The following data are from a completely randomized design. In the following calculations, use

α = 0.05.

	Treatment 1	Treatment 2	Treatment 3
	64	81	68
	48	71	55
	53	88	60
	43	64	49
xj	52	76	58
sj2	80.67	112.67	64.67

(a)Use analysis of variance to test for a significant difference among the means of the three treatments.

State the null and alternative hypotheses.

H₀: At least two of the population means are equal.
H_a: At least two of the population means are different.

H₀: μ₁ ≠ μ₂ ≠ μ₃
H_a: μ₁ = μ₂ = μ₃   

H₀: μ₁ = μ₂ = μ₃
H_a: μ₁ ≠ μ₂ ≠ μ₃

H₀: μ₁ = μ₂ = μ₃
H_a: Not all the population means are equal.

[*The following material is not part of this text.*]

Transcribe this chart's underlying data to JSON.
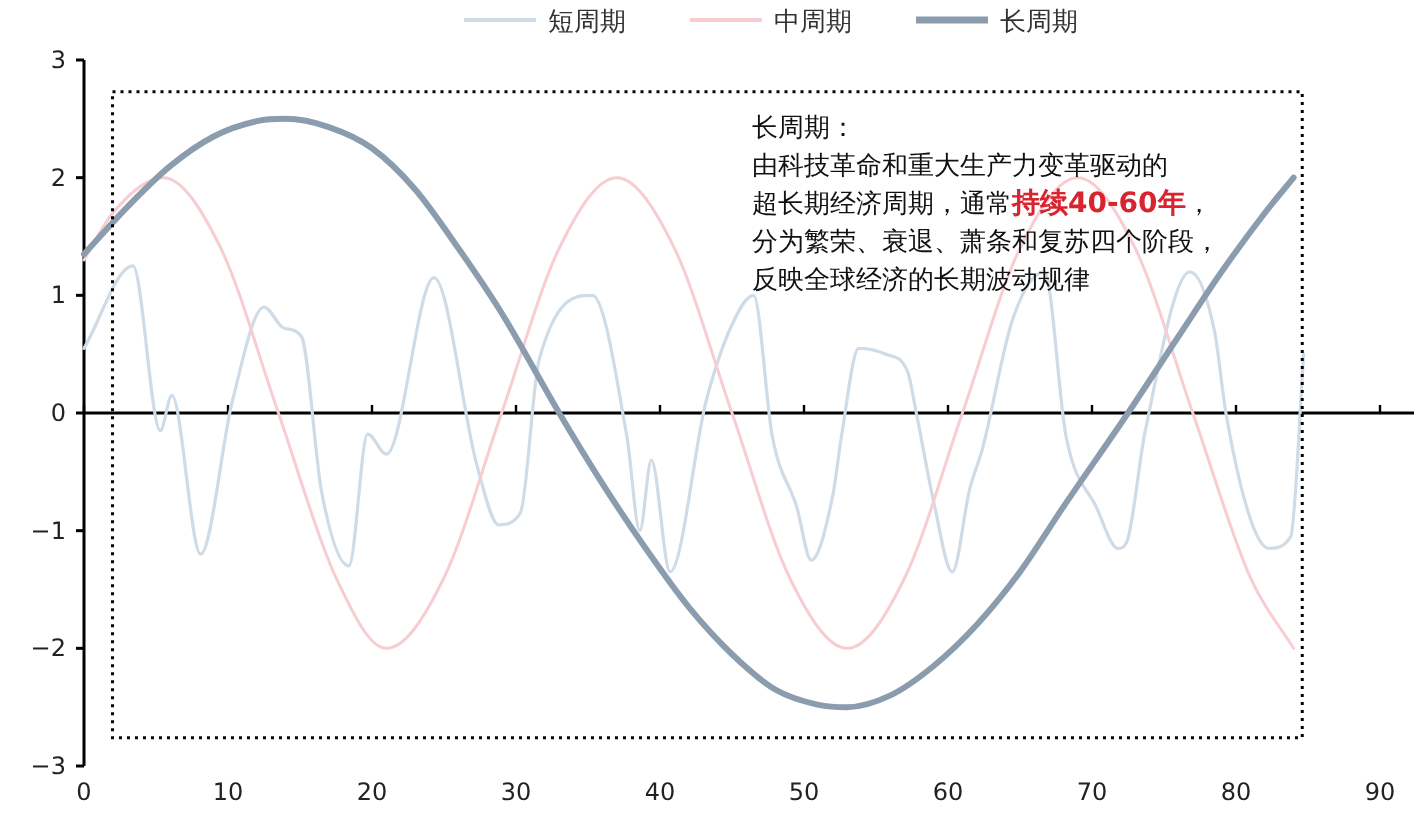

H₀: Not all the population means are equal.
H_a: μ₁ = μ₂ = μ₃

*Find the value of the test statistic. (Round your answer to two decimal places.)____

*Find the p-value. (Round your answer to three decimal places.)

p-value = ____

*State your conclusion.

Reject H₀. There is not sufficient evidence to conclude that the means of the three treatments are not equal.

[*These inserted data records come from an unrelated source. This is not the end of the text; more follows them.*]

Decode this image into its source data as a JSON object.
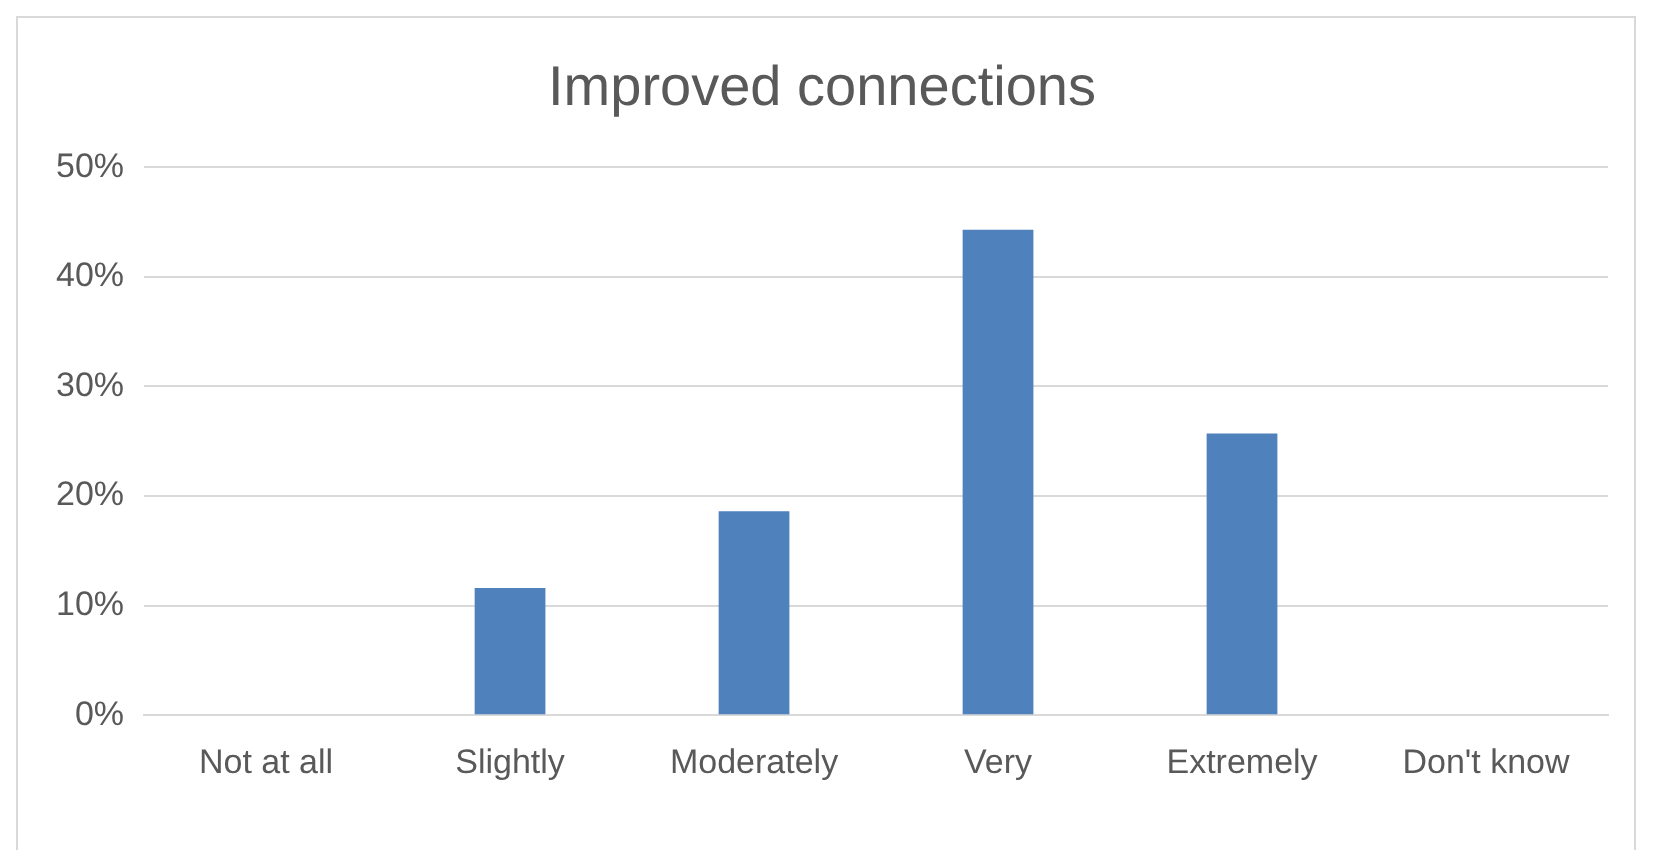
{
  "chart_data": {
    "type": "bar",
    "title": "Improved connections",
    "categories": [
      "Not at all",
      "Slightly",
      "Moderately",
      "Very",
      "Extremely",
      "Don't know"
    ],
    "values": [
      0,
      0.116,
      0.186,
      0.443,
      0.257,
      0
    ],
    "color": "#4f81bd",
    "ylim": [
      0,
      0.5
    ],
    "yticks": [
      {
        "value": 0,
        "label": "0%"
      },
      {
        "value": 0.1,
        "label": "10%"
      },
      {
        "value": 0.2,
        "label": "20%"
      },
      {
        "value": 0.3,
        "label": "30%"
      },
      {
        "value": 0.4,
        "label": "40%"
      },
      {
        "value": 0.5,
        "label": "50%"
      }
    ],
    "grid": "y",
    "legend": false
  }
}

Reject H₀. There is sufficient evidence to conclude that the means of the three treatments are not equal.    

Do not reject H₀. There is sufficient evidence to conclude that the means of the three treatments are not equal.

Do not reject H₀. There is not sufficient evidence to conclude that the means of the three treatments are not equal.

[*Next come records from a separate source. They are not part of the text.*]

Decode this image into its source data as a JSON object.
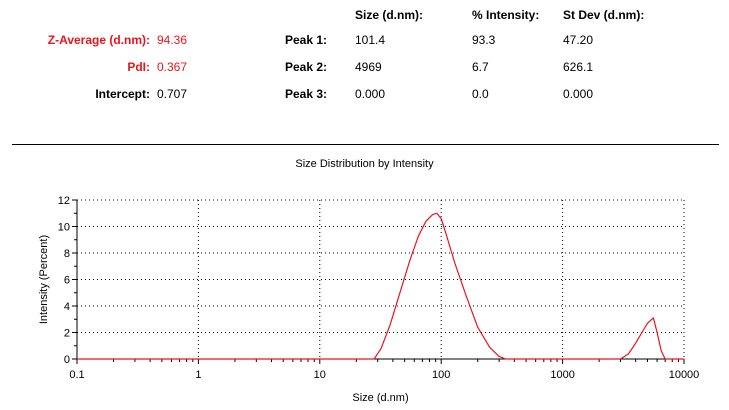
{
  "results": {
    "col_headers": [
      "Size (d.nm):",
      "% Intensity:",
      "St Dev (d.nm):"
    ],
    "summary": [
      {
        "label": "Z-Average (d.nm):",
        "value": "94.36",
        "highlight": true
      },
      {
        "label": "PdI:",
        "value": "0.367",
        "highlight": true
      },
      {
        "label": "Intercept:",
        "value": "0.707",
        "highlight": false
      }
    ],
    "peaks": [
      {
        "label": "Peak 1:",
        "size": "101.4",
        "intensity": "93.3",
        "stdev": "47.20"
      },
      {
        "label": "Peak 2:",
        "size": "4969",
        "intensity": "6.7",
        "stdev": "626.1"
      },
      {
        "label": "Peak 3:",
        "size": "0.000",
        "intensity": "0.0",
        "stdev": "0.000"
      }
    ],
    "colors": {
      "highlight": "#e8141b"
    }
  },
  "chart_data": {
    "type": "line",
    "title": "Size Distribution by Intensity",
    "xlabel": "Size (d.nm)",
    "ylabel": "Intensity (Percent)",
    "x_scale": "log",
    "xlim": [
      0.1,
      10000
    ],
    "ylim": [
      0,
      12
    ],
    "x_ticks": [
      "0.1",
      "1",
      "10",
      "100",
      "1000",
      "10000"
    ],
    "y_ticks": [
      "0",
      "2",
      "4",
      "6",
      "8",
      "10",
      "12"
    ],
    "grid": "dotted",
    "series": [
      {
        "color": "#e8141b",
        "x": [
          0.1,
          28,
          32,
          38,
          45,
          55,
          65,
          75,
          85,
          92,
          100,
          110,
          130,
          160,
          200,
          250,
          300,
          340,
          380,
          3000,
          3500,
          4000,
          4500,
          5000,
          5600,
          6000,
          6500,
          7000,
          10000
        ],
        "y": [
          0,
          0,
          0.8,
          2.6,
          4.8,
          7.4,
          9.3,
          10.4,
          10.9,
          11.0,
          10.6,
          9.4,
          7.2,
          4.8,
          2.4,
          0.9,
          0.2,
          0,
          0,
          0,
          0.4,
          1.2,
          2.0,
          2.7,
          3.1,
          2.0,
          0.6,
          0,
          0
        ]
      }
    ]
  }
}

(b)Use Fisher's LSD procedure to determine which means are different.

Find the value of LSD. (Round your answer to two decimal places.)

LSD = ____

Find the pairwise absolute difference between sample means for each pair of treatments.

(abs val)x₁ − x₃=

(abs val)x₁ − x₂=

(abs val)x₂ − x₃=

*Which treatment means differ significantly? (Select all that apply.)

There is a significant difference between the means for treatments 1 and 2.

There is a significant difference between the means for treatments 1 and 3.

There is a significant difference between the means for treatments 2 and 3.

There are no significant differences.

Answer 1

a)

H₀: μ₁ = μ₂ = μ₃

H_a: Not all the population means are equal.

Anova: Single Factor
SUMMARY
Groups	Count	Sum	Average	Variance	std dev
1	4	208	52.000	81	9
2	4	304	76.000	113	11
3	4	232	58.000	65	8
ANOVA
Source of Variation	SS	df	MS	F	P-value	F crit
Between Groups	1248.0	2	624.0	7.26	0.0133	4.26
Within Groups	774.0	9	86.0
Total	2022.0	11

test stat = 7.26

p value = 0.013

Reject H₀. There is sufficient evidence to conclude that the means of the three treatments are not equal.    

b)

Level of significance=	0.0500
no. of treatments,k=	3
DF error =N-k=	9
MSE=	86.0000
t-critical value,t(α/2,df)=	2.2622

Fishers LSD critical value=tα/2,df √(MSE(1/ni+1/nj)) = 14.83

population mean difference
µ1-µ2	24
µ1-µ3	6
µ2-µ3	18

if absolute difference of means > critical value,means are significantly different ,otherwise not

There is a significant difference between the means for treatments 1 and 2.

There is a significant difference between the means for treatments 2 and 3.